SIGMOD Record now accepts nominations for papers on data management that you think deserve to be placed in the spotlight. We should nominate theory papers from ICDT as well as from PODS! I just submitted the following nomination:
"Distributed Streaming with Finite Memory" by Frank Neven, Nicole Schweikardt, Frédéric Servais, and Tony Tan
Presented at ICDT 2015.
This paper proposes a tractable formal computational model for MapReduce computations. The focus is on computations where the worker nodes use bounded memory. This models the common situation where the data local to each node is processed in a streaming fashion. Formal computational models are useful because they allow to rigorously prove impossibility results. For example, it is well known how to compute a join in MapReduce. The algorithm distributes tuples on their join attribute in the Map phase; then all the Reduce phase has to do is to essentially output Cartesian products. Obviously, this Cartesian product phase can become a quadratic bottleneck if the data is skewed. The model in the paper allows us to prove formally that this quadratic bottleneck is unavoidable.

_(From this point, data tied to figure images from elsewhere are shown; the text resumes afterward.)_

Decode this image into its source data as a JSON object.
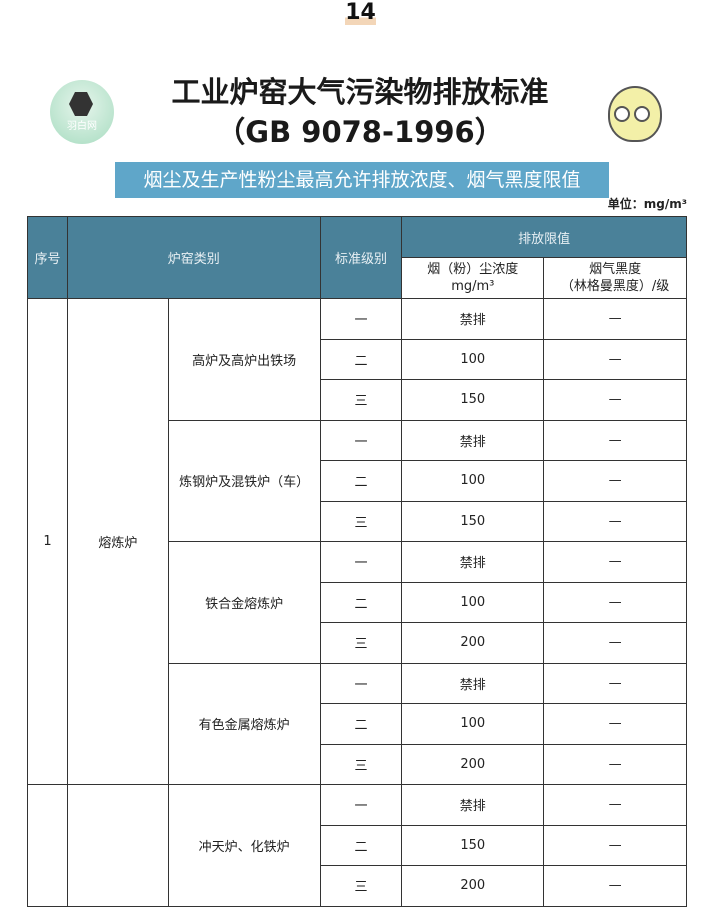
{
  "page_number": "14",
  "logo": {
    "text": "羽白网"
  },
  "title": {
    "line1": "工业炉窑大气污染物排放标准",
    "line2": "（GB 9078-1996）"
  },
  "banner": "烟尘及生产性粉尘最高允许排放浓度、烟气黑度限值",
  "unit": "单位：mg/m³",
  "table": {
    "headers": {
      "no": "序号",
      "category": "炉窑类别",
      "level": "标准级别",
      "limits": "排放限值",
      "dust": "烟（粉）尘浓度",
      "dust_unit": "mg/m³",
      "smoke": "烟气黑度",
      "smoke_unit": "（林格曼黑度）/级"
    },
    "groups": [
      {
        "no": "1",
        "category": "熔炼炉",
        "subs": [
          {
            "name": "高炉及高炉出铁场",
            "rows": [
              [
                "一",
                "禁排",
                "—"
              ],
              [
                "二",
                "100",
                "—"
              ],
              [
                "三",
                "150",
                "—"
              ]
            ]
          },
          {
            "name": "炼钢炉及混铁炉（车）",
            "rows": [
              [
                "一",
                "禁排",
                "—"
              ],
              [
                "二",
                "100",
                "—"
              ],
              [
                "三",
                "150",
                "—"
              ]
            ]
          },
          {
            "name": "铁合金熔炼炉",
            "rows": [
              [
                "一",
                "禁排",
                "—"
              ],
              [
                "二",
                "100",
                "—"
              ],
              [
                "三",
                "200",
                "—"
              ]
            ]
          },
          {
            "name": "有色金属熔炼炉",
            "rows": [
              [
                "一",
                "禁排",
                "—"
              ],
              [
                "二",
                "100",
                "—"
              ],
              [
                "三",
                "200",
                "—"
              ]
            ]
          }
        ]
      },
      {
        "no": "",
        "category": "",
        "subs": [
          {
            "name": "冲天炉、化铁炉",
            "rows": [
              [
                "一",
                "禁排",
                "—"
              ],
              [
                "二",
                "150",
                "—"
              ],
              [
                "三",
                "200",
                "—"
              ]
            ]
          }
        ]
      }
    ]
  }
}
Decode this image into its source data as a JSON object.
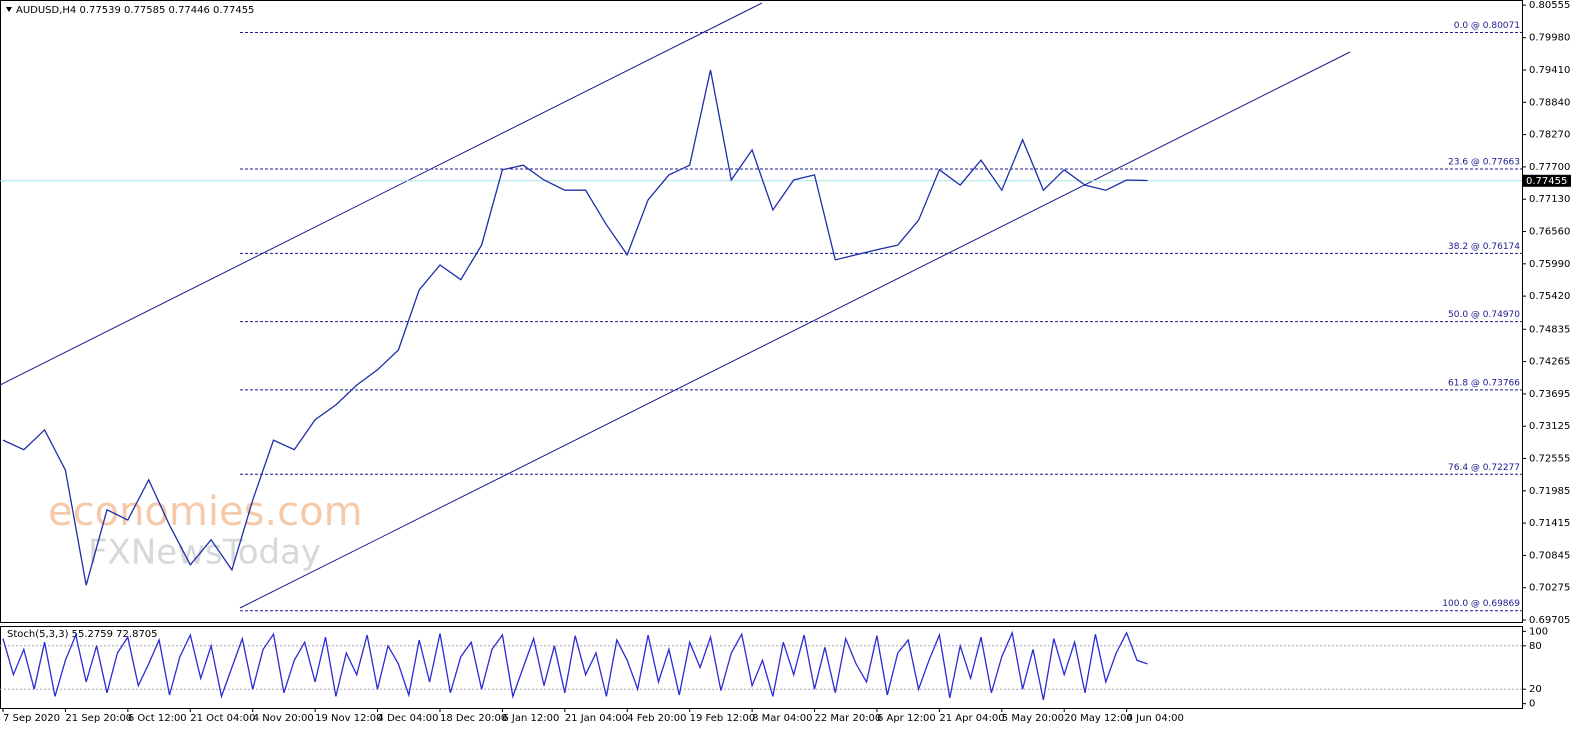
{
  "chart_data": [
    {
      "type": "line",
      "title": "AUDUSD,H4  0.77539 0.77585 0.77446 0.77455",
      "color": "#1c2fa8",
      "categories": [
        "7 Sep 2020",
        null,
        null,
        "21 Sep 20:00",
        null,
        null,
        "6 Oct 12:00",
        null,
        null,
        "21 Oct 04:00",
        null,
        null,
        "4 Nov 20:00",
        null,
        null,
        "19 Nov 12:00",
        null,
        null,
        "4 Dec 04:00",
        null,
        null,
        "18 Dec 20:00",
        null,
        null,
        "6 Jan 12:00",
        null,
        null,
        "21 Jan 04:00",
        null,
        null,
        "4 Feb 20:00",
        null,
        null,
        "19 Feb 12:00",
        null,
        null,
        "8 Mar 04:00",
        null,
        null,
        "22 Mar 20:00",
        null,
        null,
        "6 Apr 12:00",
        null,
        null,
        "21 Apr 04:00",
        null,
        null,
        "5 May 20:00",
        null,
        null,
        "20 May 12:00",
        null,
        null,
        "4 Jun 04:00",
        null,
        null,
        null,
        null,
        null,
        null,
        null,
        null,
        null,
        null,
        null,
        null,
        null,
        null,
        null,
        null,
        null,
        null,
        null
      ],
      "values": [
        0.7288,
        0.7271,
        0.7306,
        0.7235,
        0.7032,
        0.7165,
        0.7147,
        0.7218,
        0.7138,
        0.7068,
        0.7112,
        0.7059,
        0.7182,
        0.7288,
        0.7271,
        0.7324,
        0.735,
        0.7385,
        0.7412,
        0.7447,
        0.7553,
        0.7597,
        0.7571,
        0.7632,
        0.7765,
        0.7773,
        0.7747,
        0.7729,
        0.7729,
        0.7668,
        0.7615,
        0.7712,
        0.7756,
        0.7773,
        0.7941,
        0.7747,
        0.78,
        0.7694,
        0.7747,
        0.7756,
        0.7606,
        0.7615,
        0.7624,
        0.7632,
        0.7676,
        0.7765,
        0.7738,
        0.7782,
        0.7729,
        0.7818,
        0.7729,
        0.7765,
        0.7738,
        0.7729,
        0.7747,
        0.7746,
        null,
        null,
        null,
        null,
        null,
        null,
        null,
        null,
        null,
        null,
        null,
        null,
        null,
        null,
        null,
        null,
        null,
        null
      ],
      "ylim": [
        0.6967,
        0.8061
      ],
      "yticks": [
        0.80555,
        {
          "value": 0.7998,
          "label": "0.79980"
        },
        {
          "value": 0.7941,
          "label": "0.79410"
        },
        {
          "value": 0.7884,
          "label": "0.78840"
        },
        {
          "value": 0.7827,
          "label": "0.78270"
        },
        {
          "value": 0.777,
          "label": "0.77700"
        },
        {
          "value": 0.7713,
          "label": "0.77130"
        },
        {
          "value": 0.7656,
          "label": "0.76560"
        },
        {
          "value": 0.7599,
          "label": "0.75990"
        },
        {
          "value": 0.7542,
          "label": "0.75420"
        },
        0.74835,
        0.74265,
        0.73695,
        0.73125,
        0.72555,
        0.71985,
        0.71415,
        0.70845,
        0.70275,
        0.69705
      ],
      "current_price": 0.77455,
      "fib_levels": [
        {
          "value": 0.80071,
          "label": "0.0 @ 0.80071"
        },
        {
          "value": 0.77663,
          "label": "23.6 @ 0.77663"
        },
        {
          "value": 0.76174,
          "label": "38.2 @ 0.76174"
        },
        {
          "value": 0.7497,
          "label": "50.0 @ 0.74970"
        },
        {
          "value": 0.73766,
          "label": "61.8 @ 0.73766"
        },
        {
          "value": 0.72277,
          "label": "76.4 @ 0.72277"
        },
        {
          "value": 0.69869,
          "label": "100.0 @ 0.69869"
        }
      ],
      "watermark": [
        "economies.com",
        "FXNewsToday"
      ]
    },
    {
      "type": "line",
      "title": "Stoch(5,3,3) 55.2759 72.8705",
      "color": "#2b2bd6",
      "values": [
        90,
        40,
        75,
        20,
        85,
        10,
        60,
        95,
        30,
        80,
        15,
        70,
        92,
        25,
        55,
        88,
        12,
        65,
        95,
        35,
        80,
        10,
        50,
        90,
        20,
        75,
        96,
        15,
        60,
        85,
        30,
        92,
        10,
        70,
        40,
        95,
        20,
        80,
        55,
        12,
        88,
        30,
        97,
        15,
        65,
        85,
        20,
        75,
        95,
        10,
        50,
        90,
        25,
        80,
        15,
        94,
        40,
        70,
        10,
        88,
        60,
        20,
        95,
        30,
        75,
        12,
        85,
        50,
        92,
        18,
        70,
        96,
        25,
        60,
        10,
        85,
        40,
        95,
        20,
        78,
        15,
        90,
        55,
        30,
        94,
        12,
        70,
        88,
        20,
        60,
        95,
        8,
        80,
        35,
        92,
        15,
        65,
        98,
        20,
        75,
        5,
        90,
        40,
        85,
        15,
        96,
        30,
        70,
        98,
        60,
        55
      ],
      "ylim": [
        -6,
        106
      ],
      "yticks": [
        0,
        20,
        80,
        100
      ],
      "levels": [
        20,
        80
      ]
    }
  ]
}
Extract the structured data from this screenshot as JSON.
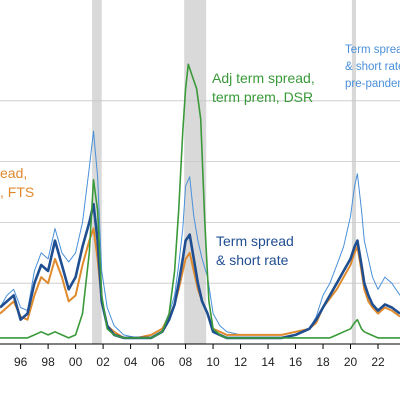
{
  "chart_data": {
    "type": "line",
    "title": "",
    "xlabel": "",
    "ylabel": "",
    "xlim": [
      1994.5,
      2023.6
    ],
    "ylim": [
      0,
      1.0
    ],
    "grid": "horizontal",
    "x_tick_labels": [
      {
        "x": 1996,
        "label": "96"
      },
      {
        "x": 1998,
        "label": "98"
      },
      {
        "x": 2000,
        "label": "00"
      },
      {
        "x": 2002,
        "label": "02"
      },
      {
        "x": 2004,
        "label": "04"
      },
      {
        "x": 2006,
        "label": "06"
      },
      {
        "x": 2008,
        "label": "08"
      },
      {
        "x": 2010,
        "label": "10"
      },
      {
        "x": 2012,
        "label": "12"
      },
      {
        "x": 2014,
        "label": "14"
      },
      {
        "x": 2016,
        "label": "16"
      },
      {
        "x": 2018,
        "label": "18"
      },
      {
        "x": 2020,
        "label": "20"
      },
      {
        "x": 2022,
        "label": "22"
      }
    ],
    "recessions": [
      [
        2001.2,
        2001.9
      ],
      [
        2007.9,
        2009.5
      ],
      [
        2020.1,
        2020.4
      ]
    ],
    "series": [
      {
        "color": "#4a90d9",
        "x": [
          1994.5,
          1995.0,
          1995.5,
          1996.0,
          1996.5,
          1997.0,
          1997.5,
          1998.0,
          1998.5,
          1999.0,
          1999.5,
          2000.0,
          2000.5,
          2001.0,
          2001.3,
          2001.6,
          2001.9,
          2002.3,
          2002.8,
          2003.5,
          2004.5,
          2005.5,
          2006.3,
          2006.8,
          2007.2,
          2007.5,
          2007.8,
          2008.0,
          2008.3,
          2008.6,
          2008.9,
          2009.2,
          2009.6,
          2010.0,
          2010.5,
          2011.0,
          2012.0,
          2013.0,
          2014.0,
          2015.0,
          2016.0,
          2017.0,
          2017.5,
          2018.0,
          2018.5,
          2019.0,
          2019.5,
          2020.0,
          2020.3,
          2020.5,
          2020.8,
          2021.0,
          2021.3,
          2021.6,
          2022.0,
          2022.5,
          2023.0,
          2023.6
        ],
        "values": [
          0.12,
          0.16,
          0.18,
          0.12,
          0.11,
          0.24,
          0.3,
          0.28,
          0.38,
          0.3,
          0.27,
          0.3,
          0.4,
          0.58,
          0.7,
          0.55,
          0.24,
          0.12,
          0.06,
          0.03,
          0.02,
          0.03,
          0.05,
          0.1,
          0.16,
          0.26,
          0.38,
          0.52,
          0.55,
          0.42,
          0.34,
          0.28,
          0.22,
          0.1,
          0.06,
          0.04,
          0.03,
          0.03,
          0.03,
          0.03,
          0.04,
          0.05,
          0.09,
          0.16,
          0.2,
          0.26,
          0.32,
          0.42,
          0.52,
          0.56,
          0.44,
          0.34,
          0.28,
          0.22,
          0.18,
          0.22,
          0.2,
          0.16
        ]
      },
      {
        "color": "#e08a2e",
        "x": [
          1994.5,
          1995.0,
          1995.5,
          1996.0,
          1996.5,
          1997.0,
          1997.5,
          1998.0,
          1998.5,
          1999.0,
          1999.5,
          2000.0,
          2000.5,
          2001.0,
          2001.3,
          2001.6,
          2001.9,
          2002.3,
          2002.8,
          2003.5,
          2004.5,
          2005.5,
          2006.3,
          2006.8,
          2007.2,
          2007.5,
          2007.8,
          2008.0,
          2008.3,
          2008.6,
          2008.9,
          2009.2,
          2009.6,
          2010.0,
          2010.5,
          2011.0,
          2012.0,
          2013.0,
          2014.0,
          2015.0,
          2016.0,
          2017.0,
          2017.5,
          2018.0,
          2018.5,
          2019.0,
          2019.5,
          2020.0,
          2020.3,
          2020.5,
          2020.8,
          2021.0,
          2021.3,
          2021.6,
          2022.0,
          2022.5,
          2023.0,
          2023.6
        ],
        "values": [
          0.1,
          0.12,
          0.14,
          0.09,
          0.08,
          0.16,
          0.22,
          0.2,
          0.28,
          0.22,
          0.14,
          0.16,
          0.26,
          0.34,
          0.38,
          0.28,
          0.14,
          0.06,
          0.04,
          0.02,
          0.02,
          0.03,
          0.05,
          0.09,
          0.13,
          0.18,
          0.24,
          0.28,
          0.3,
          0.24,
          0.18,
          0.14,
          0.1,
          0.05,
          0.04,
          0.03,
          0.03,
          0.03,
          0.03,
          0.03,
          0.04,
          0.05,
          0.07,
          0.12,
          0.15,
          0.18,
          0.22,
          0.26,
          0.3,
          0.32,
          0.24,
          0.18,
          0.14,
          0.12,
          0.1,
          0.12,
          0.11,
          0.09
        ]
      },
      {
        "color": "#1f4e91",
        "x": [
          1994.5,
          1995.0,
          1995.5,
          1996.0,
          1996.5,
          1997.0,
          1997.5,
          1998.0,
          1998.5,
          1999.0,
          1999.5,
          2000.0,
          2000.5,
          2001.0,
          2001.3,
          2001.6,
          2001.9,
          2002.3,
          2002.8,
          2003.5,
          2004.5,
          2005.5,
          2006.3,
          2006.8,
          2007.2,
          2007.5,
          2007.8,
          2008.0,
          2008.3,
          2008.6,
          2008.9,
          2009.2,
          2009.6,
          2010.0,
          2010.5,
          2011.0,
          2012.0,
          2013.0,
          2014.0,
          2015.0,
          2016.0,
          2017.0,
          2017.5,
          2018.0,
          2018.5,
          2019.0,
          2019.5,
          2020.0,
          2020.3,
          2020.5,
          2020.8,
          2021.0,
          2021.3,
          2021.6,
          2022.0,
          2022.5,
          2023.0,
          2023.6
        ],
        "values": [
          0.12,
          0.14,
          0.16,
          0.08,
          0.1,
          0.2,
          0.26,
          0.24,
          0.34,
          0.26,
          0.18,
          0.22,
          0.32,
          0.4,
          0.46,
          0.34,
          0.14,
          0.06,
          0.03,
          0.02,
          0.02,
          0.02,
          0.04,
          0.08,
          0.13,
          0.2,
          0.28,
          0.34,
          0.36,
          0.28,
          0.2,
          0.14,
          0.1,
          0.04,
          0.03,
          0.02,
          0.02,
          0.02,
          0.02,
          0.02,
          0.03,
          0.05,
          0.08,
          0.12,
          0.16,
          0.2,
          0.24,
          0.28,
          0.32,
          0.34,
          0.26,
          0.2,
          0.16,
          0.13,
          0.11,
          0.13,
          0.12,
          0.1
        ]
      },
      {
        "color": "#3a9a3a",
        "x": [
          1994.5,
          1995.0,
          1995.5,
          1996.0,
          1996.5,
          1997.0,
          1997.5,
          1998.0,
          1998.5,
          1999.0,
          1999.5,
          2000.0,
          2000.5,
          2001.0,
          2001.3,
          2001.6,
          2001.9,
          2002.3,
          2002.8,
          2003.5,
          2004.5,
          2005.5,
          2006.3,
          2006.8,
          2007.2,
          2007.5,
          2007.8,
          2008.0,
          2008.2,
          2008.5,
          2008.8,
          2009.1,
          2009.4,
          2009.7,
          2010.0,
          2010.5,
          2011.0,
          2012.0,
          2013.0,
          2014.0,
          2015.0,
          2016.0,
          2017.0,
          2018.0,
          2018.5,
          2019.0,
          2019.5,
          2020.0,
          2020.3,
          2020.5,
          2020.8,
          2021.0,
          2021.5,
          2022.0,
          2022.5,
          2023.0,
          2023.6
        ],
        "values": [
          0.02,
          0.02,
          0.02,
          0.02,
          0.02,
          0.03,
          0.04,
          0.03,
          0.04,
          0.03,
          0.02,
          0.03,
          0.1,
          0.3,
          0.54,
          0.44,
          0.16,
          0.05,
          0.03,
          0.02,
          0.02,
          0.02,
          0.04,
          0.1,
          0.24,
          0.44,
          0.7,
          0.84,
          0.92,
          0.88,
          0.84,
          0.74,
          0.4,
          0.14,
          0.05,
          0.03,
          0.02,
          0.02,
          0.02,
          0.02,
          0.02,
          0.02,
          0.02,
          0.02,
          0.02,
          0.03,
          0.04,
          0.05,
          0.07,
          0.08,
          0.05,
          0.04,
          0.03,
          0.02,
          0.02,
          0.02,
          0.02
        ]
      }
    ]
  },
  "annotations": {
    "adj_line1": "Adj term spread,",
    "adj_line2": "term prem, DSR",
    "ts_line1": "Term spread",
    "ts_line2": "& short rate",
    "orange_line1": "ead,",
    "orange_line2": ", FTS",
    "pre_line1": "Term spread",
    "pre_line2": "& short rate,",
    "pre_line3": "pre-pandemic"
  },
  "colors": {
    "navy": "#1f4e91",
    "light_blue": "#4a90d9",
    "orange": "#e08a2e",
    "green": "#3a9a3a",
    "recession": "#d9d9d9"
  }
}
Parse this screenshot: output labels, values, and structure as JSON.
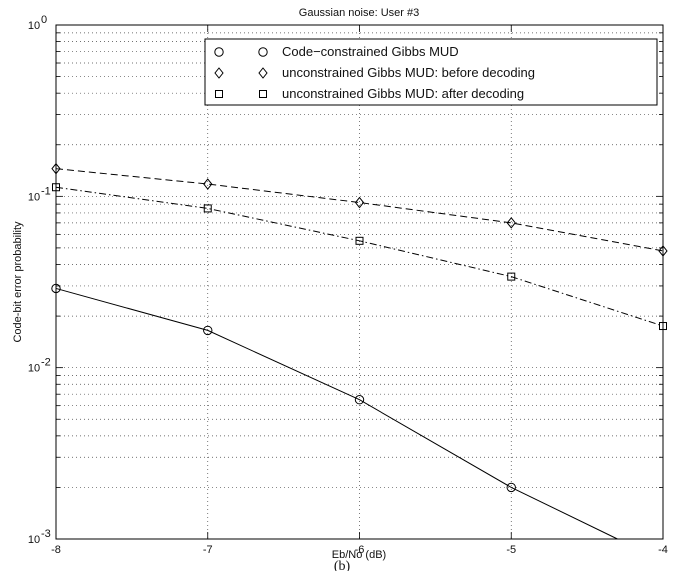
{
  "chart_data": {
    "type": "line",
    "title": "Gaussian noise: User #3",
    "xlabel": "Eb/No (dB)",
    "ylabel": "Code-bit error probability",
    "caption": "(b)",
    "xlim": [
      -8,
      -4
    ],
    "ylim": [
      0.001,
      1
    ],
    "yscale": "log",
    "grid": true,
    "legend_position": "top-right",
    "x_ticks": [
      "-8",
      "-7",
      "-6",
      "-5",
      "-4"
    ],
    "y_ticks": [
      {
        "base": "10",
        "exp": "0",
        "value": 1
      },
      {
        "base": "10",
        "exp": "-1",
        "value": 0.1
      },
      {
        "base": "10",
        "exp": "-2",
        "value": 0.01
      },
      {
        "base": "10",
        "exp": "-3",
        "value": 0.001
      }
    ],
    "series": [
      {
        "name": "Code−constrained Gibbs MUD",
        "marker": "circle",
        "line": "solid",
        "x": [
          -8,
          -7,
          -6,
          -5,
          -4.3
        ],
        "y": [
          0.029,
          0.0165,
          0.0065,
          0.002,
          0.001
        ],
        "marker_x": [
          -8,
          -7,
          -6,
          -5
        ]
      },
      {
        "name": "unconstrained Gibbs MUD: before decoding",
        "marker": "diamond",
        "line": "dashed",
        "x": [
          -8,
          -7,
          -6,
          -5,
          -4
        ],
        "y": [
          0.145,
          0.118,
          0.092,
          0.07,
          0.048
        ],
        "marker_x": [
          -8,
          -7,
          -6,
          -5,
          -4
        ]
      },
      {
        "name": "unconstrained Gibbs MUD: after decoding",
        "marker": "square",
        "line": "dashdot",
        "x": [
          -8,
          -7,
          -6,
          -5,
          -4
        ],
        "y": [
          0.113,
          0.085,
          0.055,
          0.034,
          0.0175
        ],
        "marker_x": [
          -8,
          -7,
          -6,
          -5,
          -4
        ]
      }
    ]
  }
}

The paper contains many more insights. What if we just want to compute a semijoin? Then the output is linear. Suppose we semijoin R to S on a common attribute A. The reducer assigned to a particular A-value x can detect in a streaming fashion that the semijoin is nonempty; it simply checks that it has received both R- and S-tuples. However, once it has detected that, it is too late to produce the output consisting of all the R-tuples; it could not remember all of them because the memory is bounded. If the reducer gets a second pass over the data, it can now stream again over the R-tuples and output them. The necessity of a second pass is again something that can be rigorously proved.
Other results of the paper include a formal proof that allowing more rounds allows more and more queries to be computed. This paper is theoretical computer science at its best; it models a practical paradigm of computing and attempts to explain and gain understanding about what is possible and what is not when using this paradigm.